Léo Tamaki 26/05/2009 21:03



Salut DG,

Merci pour les liens très intéressants ;-)

Léo



Cyril Valeyre 11/05/2009 18:00

Salut Léo, J'ignorais que Ryu Naruhima était instructeur au Hombu Dojo. C'est vrai qu'il est impressionnant de souplesse et fluidité.C'est dommage que peut de grands combattants de Kyokushin n'ont pas été tenter l'aventure du K-1. Je sais qu' Ewerton Teixeira, l'actuel ou ancien champion du monde combat souvent en K-1 mais ça aurait été pas mal de voir ce que donne des Narushima, Kiyama avec les poings au visage.Heureusement il y'a eu le grand Andy ;)Cyril

Léo Tamaki 20/05/2009 00:34



Salut Cyril,

Narushima était instructeur à l'époque où j'allais au Hombu Dojo, dans l'ancien, l'original! :D
Je ne sais pas si il y est encore cela dit.

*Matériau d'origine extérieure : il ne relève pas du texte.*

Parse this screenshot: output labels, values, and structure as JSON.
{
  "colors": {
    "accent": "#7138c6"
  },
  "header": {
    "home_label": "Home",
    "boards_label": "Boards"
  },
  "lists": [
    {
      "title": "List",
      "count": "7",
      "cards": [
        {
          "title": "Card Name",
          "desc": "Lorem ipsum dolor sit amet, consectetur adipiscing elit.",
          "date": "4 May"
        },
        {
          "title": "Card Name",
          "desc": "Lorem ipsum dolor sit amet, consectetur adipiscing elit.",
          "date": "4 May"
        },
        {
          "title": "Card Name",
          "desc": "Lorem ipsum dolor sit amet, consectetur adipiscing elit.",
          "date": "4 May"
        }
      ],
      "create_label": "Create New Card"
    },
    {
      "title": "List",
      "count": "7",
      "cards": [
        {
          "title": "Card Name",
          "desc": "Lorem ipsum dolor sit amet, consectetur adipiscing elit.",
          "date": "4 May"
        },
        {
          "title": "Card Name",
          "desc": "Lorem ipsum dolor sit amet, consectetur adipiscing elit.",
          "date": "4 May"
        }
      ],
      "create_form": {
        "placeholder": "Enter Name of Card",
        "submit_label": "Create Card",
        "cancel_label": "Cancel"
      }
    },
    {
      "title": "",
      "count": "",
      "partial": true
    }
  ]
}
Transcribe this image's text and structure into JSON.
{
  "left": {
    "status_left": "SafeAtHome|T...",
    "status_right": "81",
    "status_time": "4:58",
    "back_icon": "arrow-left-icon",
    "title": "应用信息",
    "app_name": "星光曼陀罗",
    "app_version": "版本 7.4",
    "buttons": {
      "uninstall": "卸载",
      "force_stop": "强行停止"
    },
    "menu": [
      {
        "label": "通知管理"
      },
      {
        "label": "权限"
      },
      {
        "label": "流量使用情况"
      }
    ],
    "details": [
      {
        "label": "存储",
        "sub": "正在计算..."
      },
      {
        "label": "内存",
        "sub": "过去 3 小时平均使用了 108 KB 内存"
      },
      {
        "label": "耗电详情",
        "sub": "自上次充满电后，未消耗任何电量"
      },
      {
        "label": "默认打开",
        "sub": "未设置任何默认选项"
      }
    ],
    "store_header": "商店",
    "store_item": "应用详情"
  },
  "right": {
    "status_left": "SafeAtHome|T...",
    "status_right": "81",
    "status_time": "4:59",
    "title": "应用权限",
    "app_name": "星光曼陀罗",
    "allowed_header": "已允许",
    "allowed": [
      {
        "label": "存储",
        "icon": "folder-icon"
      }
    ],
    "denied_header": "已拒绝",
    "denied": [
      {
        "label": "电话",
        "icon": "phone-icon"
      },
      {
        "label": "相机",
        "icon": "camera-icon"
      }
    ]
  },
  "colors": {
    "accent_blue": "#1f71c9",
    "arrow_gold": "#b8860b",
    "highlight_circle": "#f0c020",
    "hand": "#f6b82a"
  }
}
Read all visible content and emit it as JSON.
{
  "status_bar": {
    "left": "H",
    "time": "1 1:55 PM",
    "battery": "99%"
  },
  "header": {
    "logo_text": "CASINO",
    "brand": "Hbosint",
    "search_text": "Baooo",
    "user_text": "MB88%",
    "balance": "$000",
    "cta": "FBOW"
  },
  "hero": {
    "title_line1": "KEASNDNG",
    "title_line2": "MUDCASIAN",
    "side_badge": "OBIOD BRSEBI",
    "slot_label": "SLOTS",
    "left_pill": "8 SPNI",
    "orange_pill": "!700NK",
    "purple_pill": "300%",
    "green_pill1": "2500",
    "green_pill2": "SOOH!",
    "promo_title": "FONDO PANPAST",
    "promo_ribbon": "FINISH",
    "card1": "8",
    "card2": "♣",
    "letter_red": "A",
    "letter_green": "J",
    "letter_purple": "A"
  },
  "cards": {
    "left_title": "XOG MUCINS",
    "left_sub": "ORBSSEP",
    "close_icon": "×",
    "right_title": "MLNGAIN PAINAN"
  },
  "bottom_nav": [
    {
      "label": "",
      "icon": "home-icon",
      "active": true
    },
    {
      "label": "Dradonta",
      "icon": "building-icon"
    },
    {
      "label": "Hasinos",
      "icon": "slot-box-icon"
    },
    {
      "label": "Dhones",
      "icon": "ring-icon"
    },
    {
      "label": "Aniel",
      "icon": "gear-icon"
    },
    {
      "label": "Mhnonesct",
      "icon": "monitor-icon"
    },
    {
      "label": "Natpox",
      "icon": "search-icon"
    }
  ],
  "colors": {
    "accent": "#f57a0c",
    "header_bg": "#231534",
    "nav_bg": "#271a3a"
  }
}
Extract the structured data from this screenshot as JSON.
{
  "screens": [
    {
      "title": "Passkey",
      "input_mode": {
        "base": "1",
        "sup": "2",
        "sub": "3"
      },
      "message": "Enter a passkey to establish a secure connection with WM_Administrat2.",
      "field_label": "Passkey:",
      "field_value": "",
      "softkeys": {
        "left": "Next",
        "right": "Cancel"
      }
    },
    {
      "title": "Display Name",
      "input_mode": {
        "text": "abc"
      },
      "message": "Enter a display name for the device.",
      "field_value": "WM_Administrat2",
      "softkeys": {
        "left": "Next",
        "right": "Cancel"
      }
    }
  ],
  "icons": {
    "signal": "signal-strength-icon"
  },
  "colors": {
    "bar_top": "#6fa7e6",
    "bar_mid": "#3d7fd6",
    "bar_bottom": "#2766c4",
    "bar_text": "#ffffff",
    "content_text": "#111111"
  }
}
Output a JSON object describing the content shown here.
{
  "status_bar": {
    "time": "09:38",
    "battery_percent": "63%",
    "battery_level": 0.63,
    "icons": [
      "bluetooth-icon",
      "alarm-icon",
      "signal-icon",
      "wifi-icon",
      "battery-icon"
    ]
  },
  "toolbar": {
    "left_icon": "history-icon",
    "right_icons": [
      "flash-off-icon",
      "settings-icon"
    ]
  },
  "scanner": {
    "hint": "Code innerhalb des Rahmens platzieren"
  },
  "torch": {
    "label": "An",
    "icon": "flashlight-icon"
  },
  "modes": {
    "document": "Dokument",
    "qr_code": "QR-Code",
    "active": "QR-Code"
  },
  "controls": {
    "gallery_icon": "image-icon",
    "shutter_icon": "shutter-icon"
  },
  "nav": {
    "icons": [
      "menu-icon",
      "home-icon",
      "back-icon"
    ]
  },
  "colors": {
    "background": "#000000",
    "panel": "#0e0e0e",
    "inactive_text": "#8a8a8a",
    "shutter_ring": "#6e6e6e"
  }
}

Le K1 comme le Kyokushin ont des systèmes de compétitions spécifiques. Les combattants du Kyoku doivent faire des ajustements pour combattre au K1. De même ceux du K1 devraient en faire pour
combattre en Kyoku... Mais il n'y a pas assez d'argent pour les motiver je suppose ;-)

Léo



DG 11/05/2009 12:24

Bonjour Léo, je me permet de rebondir sur une de tes phrases :"Il est vrai qu'aujourd'hui plus encore que dans le passé, il n'existe quasiment aucun pratiquant s'entraînant simultanément dans ces deux disciplines."Petite anecdote historique peu connue : dans les années 1955-1957, un élève occidental uchi deshi à l'Aikikai pratiquait simultanément en sparring avec un karatéka alors peu connu, Mas Oyama, qui allait devenir le fondateur du karaté kyokushin.Cet occidental, André Nocquet, a du renoncer à cette double pratique sur la requête expresse de Morihei Ueshiba qui lui a demandé de faire un choix...Voilà pour la petite histoire

Léo Tamaki 20/05/2009 00:35



J'avais entendu parler de cette histoire en effet. Tu as des sources fiables et/ou croisées?